When house was emerging I was with The Housemartins and living up in Hull where there was no club culture at all, plus touring all the time, so I missed out on the early bits of house and the tunes I did hear I thought umm these are a bit too fast for me. So when I moved back to Brighton when The Housemartins split all my mates were going ‘ACIEED’ and i’m like I don’t want any part of this but then someone gave me a pill and I thought oh this is alright. Then some mates said ‘there’s this Boy’s Own weekender, you won’t like the music but we can do loads of pills’, so I did and about an hour into it I just had this revelation, I’m really getting into the togetherness, really feeling it and just as everything was coming together the records just going ‘I’ll be your, I’ll be your, I’ll be your and I’m like I’ll be your what? and I’m looking round the room and everyone is ‘I’ll be your’ and it’s just going on longer and longer and then it goes ‘I’ll be your friend’, I almost came in my pants, it really was a ‘ping’ moment and from then on I got house. About fifteen years later I was telling that story to Darren Emerson and he was ‘yeah that was me DJing’ and I asked him did the ‘I’ll be your’ go on for six or seven minutes? ‘Yeah I had two copies’. That was my conversion to house, I had to devour everything, find all the bits I’d missed.

 

10. Underworld - Rez (1993)

It was a record that just blew my mind, I was driving and I had to pull over. Just absolutely fascinated with how strange and different a record it was. It didn’t follow any of the rules of what pop music should be and it just messed with your head. It was the culmination of what me listening to Donna Summer and thinking this must be what being on drugs sounds like, I’d now heard this record, I’d been on drugs and this is a record that being on drugs sounds like! After hearing that I realised I didn’t want to be in Freak Power anymore. It wasn’t that I then wanted to make heavily electronic acid house records, it was just one of those records I can’t think to emanate something as beautiful and bizarre as that.  I love house records but I’m not sure if I’m that good at making them.  I prefer to enjoy them.

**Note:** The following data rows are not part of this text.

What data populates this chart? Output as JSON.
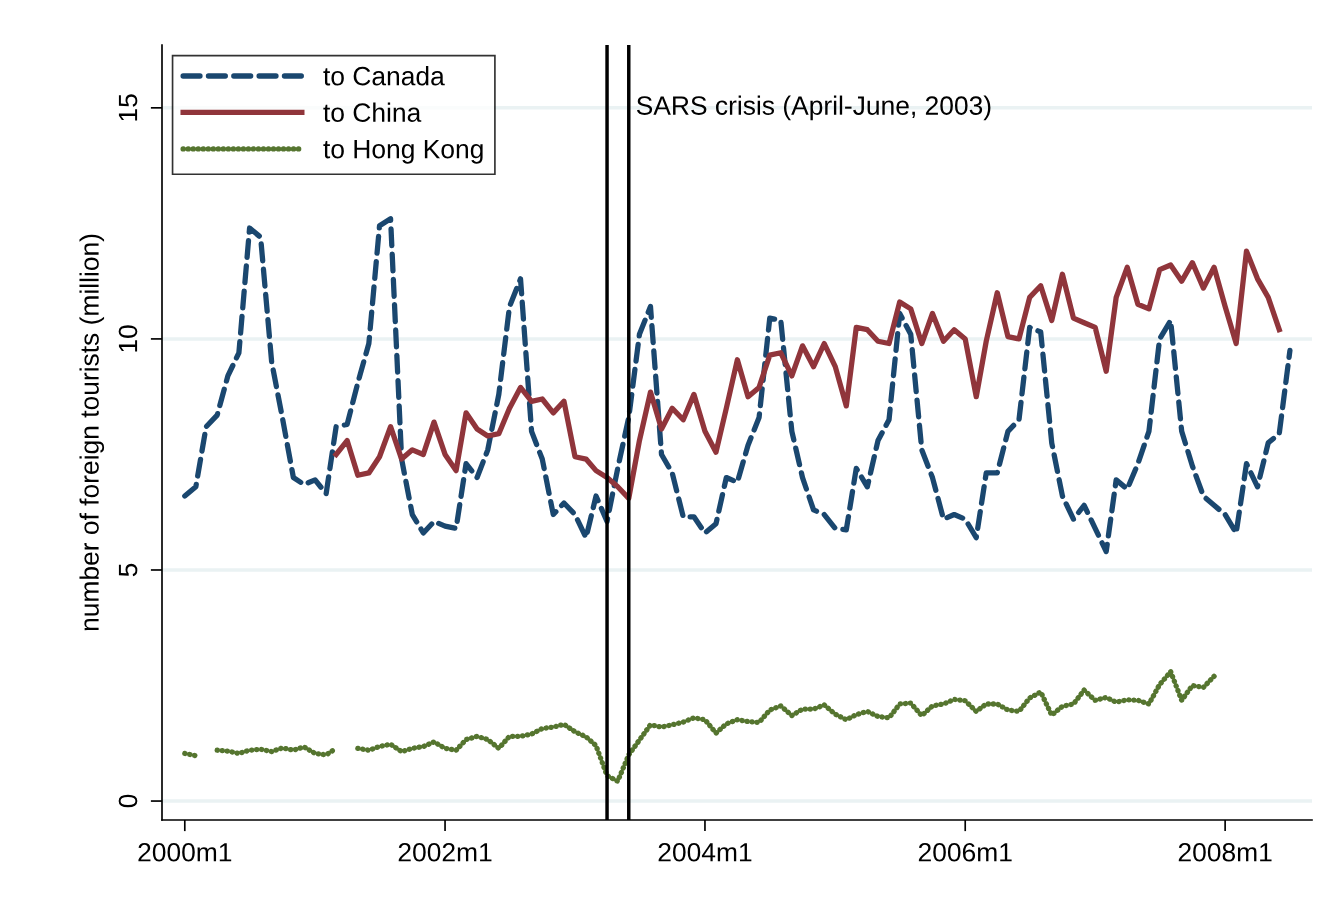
{
  "chart_data": {
    "type": "line",
    "ylabel": "number of foreign tourists (million)",
    "xlim": [
      "1999-10-29",
      "2008-09-01"
    ],
    "ylim": [
      -0.41,
      16.36
    ],
    "xticks": [
      {
        "value": "2000-01",
        "label": "2000m1"
      },
      {
        "value": "2002-01",
        "label": "2002m1"
      },
      {
        "value": "2004-01",
        "label": "2004m1"
      },
      {
        "value": "2006-01",
        "label": "2006m1"
      },
      {
        "value": "2008-01",
        "label": "2008m1"
      }
    ],
    "yticks": [
      0,
      5,
      10,
      15
    ],
    "grid": "y",
    "legend": "top left",
    "ref_lines": [
      {
        "axis": "x",
        "value": "2003-04",
        "color": "#000000"
      },
      {
        "axis": "x",
        "value": "2003-06",
        "color": "#000000",
        "label": "SARS crisis (April-June, 2003)"
      }
    ],
    "series": [
      {
        "name": "to Canada",
        "color": "#1a476f",
        "line_style": "dashed",
        "x": [
          "2000-01",
          "2000-02",
          "2000-03",
          "2000-04",
          "2000-05",
          "2000-06",
          "2000-07",
          "2000-08",
          "2000-09",
          "2000-10",
          "2000-11",
          "2000-12",
          "2001-01",
          "2001-02",
          "2001-03",
          "2001-04",
          "2001-05",
          "2001-06",
          "2001-07",
          "2001-08",
          "2001-09",
          "2001-10",
          "2001-11",
          "2001-12",
          "2002-01",
          "2002-02",
          "2002-03",
          "2002-04",
          "2002-05",
          "2002-06",
          "2002-07",
          "2002-08",
          "2002-09",
          "2002-10",
          "2002-11",
          "2002-12",
          "2003-01",
          "2003-02",
          "2003-03",
          "2003-04",
          "2003-05",
          "2003-06",
          "2003-07",
          "2003-08",
          "2003-09",
          "2003-10",
          "2003-11",
          "2003-12",
          "2004-01",
          "2004-02",
          "2004-03",
          "2004-04",
          "2004-05",
          "2004-06",
          "2004-07",
          "2004-08",
          "2004-09",
          "2004-10",
          "2004-11",
          "2004-12",
          "2005-01",
          "2005-02",
          "2005-03",
          "2005-04",
          "2005-05",
          "2005-06",
          "2005-07",
          "2005-08",
          "2005-09",
          "2005-10",
          "2005-11",
          "2005-12",
          "2006-01",
          "2006-02",
          "2006-03",
          "2006-04",
          "2006-05",
          "2006-06",
          "2006-07",
          "2006-08",
          "2006-09",
          "2006-10",
          "2006-11",
          "2006-12",
          "2007-01",
          "2007-02",
          "2007-03",
          "2007-04",
          "2007-05",
          "2007-06",
          "2007-07",
          "2007-08",
          "2007-09",
          "2007-10",
          "2007-11",
          "2007-12",
          "2008-01",
          "2008-02",
          "2008-03",
          "2008-04",
          "2008-05",
          "2008-06",
          "2008-07"
        ],
        "values": [
          6.6,
          6.8,
          8.1,
          8.35,
          9.2,
          9.7,
          12.4,
          12.2,
          9.5,
          8.3,
          7.0,
          6.85,
          6.95,
          6.65,
          8.1,
          8.15,
          9.05,
          9.9,
          12.45,
          12.6,
          7.4,
          6.2,
          5.8,
          6.05,
          5.95,
          5.9,
          7.3,
          7.0,
          7.6,
          8.8,
          10.7,
          11.3,
          8.0,
          7.4,
          6.2,
          6.45,
          6.2,
          5.7,
          6.6,
          6.05,
          7.2,
          8.3,
          10.1,
          10.7,
          7.5,
          7.1,
          6.15,
          6.15,
          5.8,
          6.0,
          7.0,
          6.9,
          7.7,
          8.3,
          10.45,
          10.4,
          8.0,
          7.0,
          6.3,
          6.2,
          5.9,
          5.87,
          7.2,
          6.8,
          7.8,
          8.25,
          10.55,
          10.1,
          7.6,
          7.0,
          6.1,
          6.2,
          6.1,
          5.7,
          7.1,
          7.1,
          8.0,
          8.25,
          10.25,
          10.15,
          7.75,
          6.6,
          6.1,
          6.4,
          5.9,
          5.4,
          6.95,
          6.75,
          7.3,
          8.0,
          10.0,
          10.4,
          8.0,
          7.25,
          6.6,
          6.4,
          6.2,
          5.8,
          7.3,
          6.8,
          7.75,
          7.95,
          9.75
        ]
      },
      {
        "name": "to China",
        "color": "#90353b",
        "line_style": "solid",
        "x": [
          "2001-03",
          "2001-04",
          "2001-05",
          "2001-06",
          "2001-07",
          "2001-08",
          "2001-09",
          "2001-10",
          "2001-11",
          "2001-12",
          "2002-01",
          "2002-02",
          "2002-03",
          "2002-04",
          "2002-05",
          "2002-06",
          "2002-07",
          "2002-08",
          "2002-09",
          "2002-10",
          "2002-11",
          "2002-12",
          "2003-01",
          "2003-02",
          "2003-03",
          "2003-04",
          "2003-05",
          "2003-06",
          "2003-07",
          "2003-08",
          "2003-09",
          "2003-10",
          "2003-11",
          "2003-12",
          "2004-01",
          "2004-02",
          "2004-03",
          "2004-04",
          "2004-05",
          "2004-06",
          "2004-07",
          "2004-08",
          "2004-09",
          "2004-10",
          "2004-11",
          "2004-12",
          "2005-01",
          "2005-02",
          "2005-03",
          "2005-04",
          "2005-05",
          "2005-06",
          "2005-07",
          "2005-08",
          "2005-09",
          "2005-10",
          "2005-11",
          "2005-12",
          "2006-01",
          "2006-02",
          "2006-03",
          "2006-04",
          "2006-05",
          "2006-06",
          "2006-07",
          "2006-08",
          "2006-09",
          "2006-10",
          "2006-11",
          "2006-12",
          "2007-01",
          "2007-02",
          "2007-03",
          "2007-04",
          "2007-05",
          "2007-06",
          "2007-07",
          "2007-08",
          "2007-09",
          "2007-10",
          "2007-11",
          "2007-12",
          "2008-01",
          "2008-02",
          "2008-03",
          "2008-04",
          "2008-05",
          "2008-06"
        ],
        "values": [
          7.5,
          7.8,
          7.05,
          7.1,
          7.45,
          8.1,
          7.4,
          7.6,
          7.5,
          8.2,
          7.5,
          7.15,
          8.4,
          8.05,
          7.9,
          7.95,
          8.5,
          8.95,
          8.65,
          8.7,
          8.4,
          8.65,
          7.45,
          7.4,
          7.15,
          7.0,
          6.8,
          6.55,
          7.8,
          8.85,
          8.05,
          8.5,
          8.25,
          8.8,
          8.0,
          7.55,
          8.5,
          9.55,
          8.75,
          8.95,
          9.65,
          9.7,
          9.2,
          9.85,
          9.4,
          9.9,
          9.4,
          8.55,
          10.25,
          10.2,
          9.95,
          9.9,
          10.8,
          10.65,
          9.9,
          10.55,
          9.95,
          10.2,
          10.0,
          8.75,
          9.95,
          11.0,
          10.05,
          10.0,
          10.9,
          11.15,
          10.4,
          11.4,
          10.45,
          10.35,
          10.25,
          9.3,
          10.9,
          11.55,
          10.75,
          10.65,
          11.5,
          11.6,
          11.25,
          11.65,
          11.1,
          11.55,
          10.7,
          9.9,
          11.9,
          11.3,
          10.9,
          10.2
        ]
      },
      {
        "name": "to Hong Kong",
        "color": "#55752f",
        "line_style": "dotted",
        "x": [
          "2000-01",
          "2000-02",
          "2000-03",
          "2000-04",
          "2000-05",
          "2000-06",
          "2000-07",
          "2000-08",
          "2000-09",
          "2000-10",
          "2000-11",
          "2000-12",
          "2001-01",
          "2001-02",
          "2001-03",
          "2001-04",
          "2001-05",
          "2001-06",
          "2001-07",
          "2001-08",
          "2001-09",
          "2001-10",
          "2001-11",
          "2001-12",
          "2002-01",
          "2002-02",
          "2002-03",
          "2002-04",
          "2002-05",
          "2002-06",
          "2002-07",
          "2002-08",
          "2002-09",
          "2002-10",
          "2002-11",
          "2002-12",
          "2003-01",
          "2003-02",
          "2003-03",
          "2003-04",
          "2003-05",
          "2003-06",
          "2003-07",
          "2003-08",
          "2003-09",
          "2003-10",
          "2003-11",
          "2003-12",
          "2004-01",
          "2004-02",
          "2004-03",
          "2004-04",
          "2004-05",
          "2004-06",
          "2004-07",
          "2004-08",
          "2004-09",
          "2004-10",
          "2004-11",
          "2004-12",
          "2005-01",
          "2005-02",
          "2005-03",
          "2005-04",
          "2005-05",
          "2005-06",
          "2005-07",
          "2005-08",
          "2005-09",
          "2005-10",
          "2005-11",
          "2005-12",
          "2006-01",
          "2006-02",
          "2006-03",
          "2006-04",
          "2006-05",
          "2006-06",
          "2006-07",
          "2006-08",
          "2006-09",
          "2006-10",
          "2006-11",
          "2006-12",
          "2007-01",
          "2007-02",
          "2007-03",
          "2007-04",
          "2007-05",
          "2007-06",
          "2007-07",
          "2007-08",
          "2007-09",
          "2007-10",
          "2007-11",
          "2007-12"
        ],
        "values": [
          1.03,
          0.98,
          null,
          1.1,
          1.08,
          1.03,
          1.1,
          1.12,
          1.07,
          1.15,
          1.1,
          1.17,
          1.03,
          1.0,
          1.14,
          null,
          1.14,
          1.1,
          1.18,
          1.23,
          1.07,
          1.14,
          1.18,
          1.28,
          1.14,
          1.1,
          1.33,
          1.4,
          1.33,
          1.14,
          1.4,
          1.4,
          1.45,
          1.57,
          1.6,
          1.66,
          1.5,
          1.39,
          1.2,
          0.55,
          0.43,
          1.0,
          1.32,
          1.65,
          1.6,
          1.65,
          1.71,
          1.8,
          1.76,
          1.47,
          1.67,
          1.76,
          1.72,
          1.7,
          1.97,
          2.06,
          1.85,
          1.99,
          1.99,
          2.08,
          1.88,
          1.76,
          1.87,
          1.94,
          1.83,
          1.8,
          2.1,
          2.12,
          1.85,
          2.06,
          2.1,
          2.2,
          2.17,
          1.94,
          2.1,
          2.1,
          1.97,
          1.94,
          2.23,
          2.36,
          1.86,
          2.05,
          2.1,
          2.4,
          2.18,
          2.24,
          2.14,
          2.19,
          2.18,
          2.1,
          2.52,
          2.8,
          2.18,
          2.5,
          2.46,
          2.7
        ]
      }
    ]
  }
}
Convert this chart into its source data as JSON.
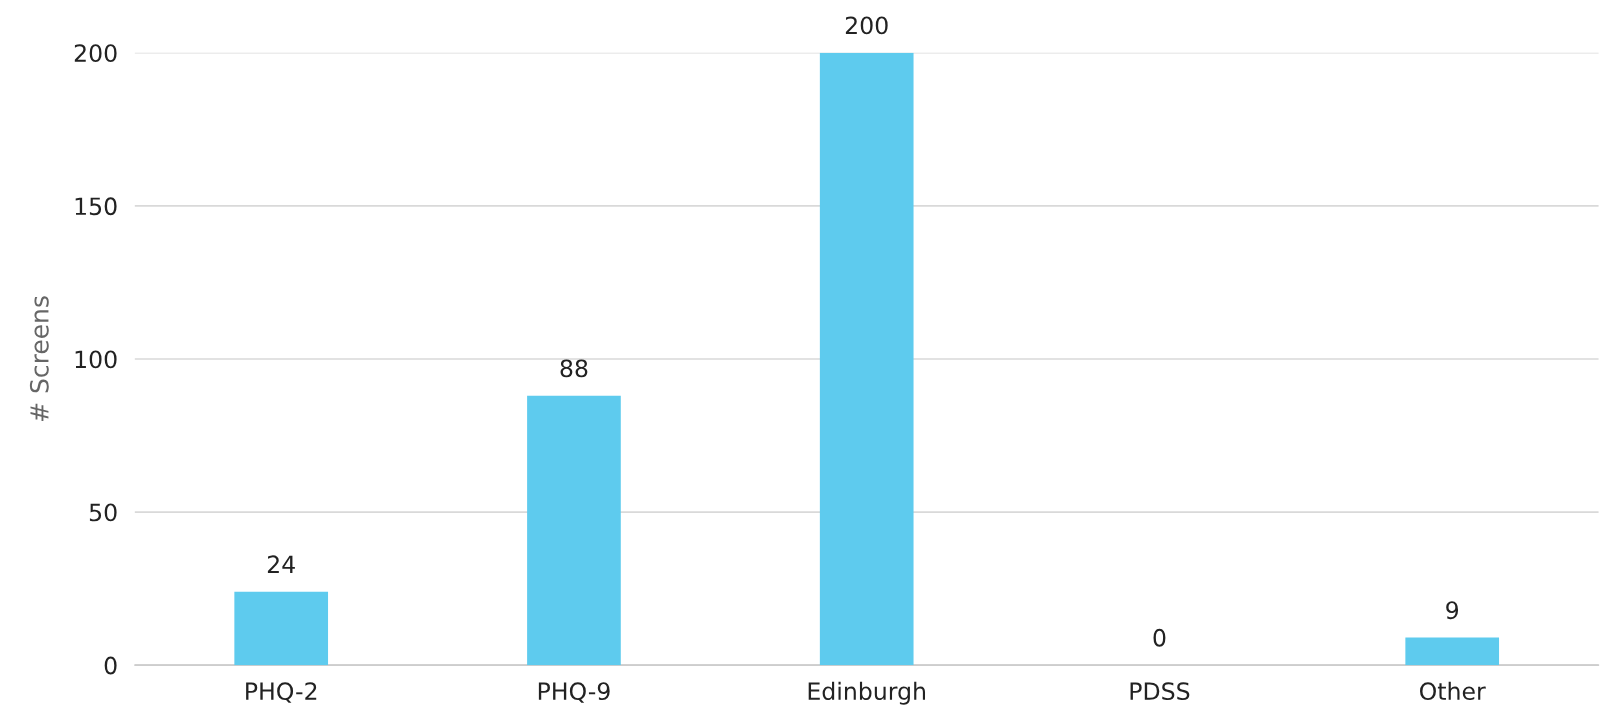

If I love a record that’s within the genre that I’m doing it’s like why fuck why didn’t I think of that and how did they do that, rather than just sit listening to it with that innocent pleasure.

And that record of Norman’s that we wore out...

A lesser known Norman production, first heard being dropped by Tenaglia at Boy’s Own in ’96 a bonafide Soulsonic classic (and early Faith favourite) his four track sample heavy ‘Cheeky Boy’ EP that borrowed from plenty including Talking Heads, Miami Sound Machine, The Jacksons and War.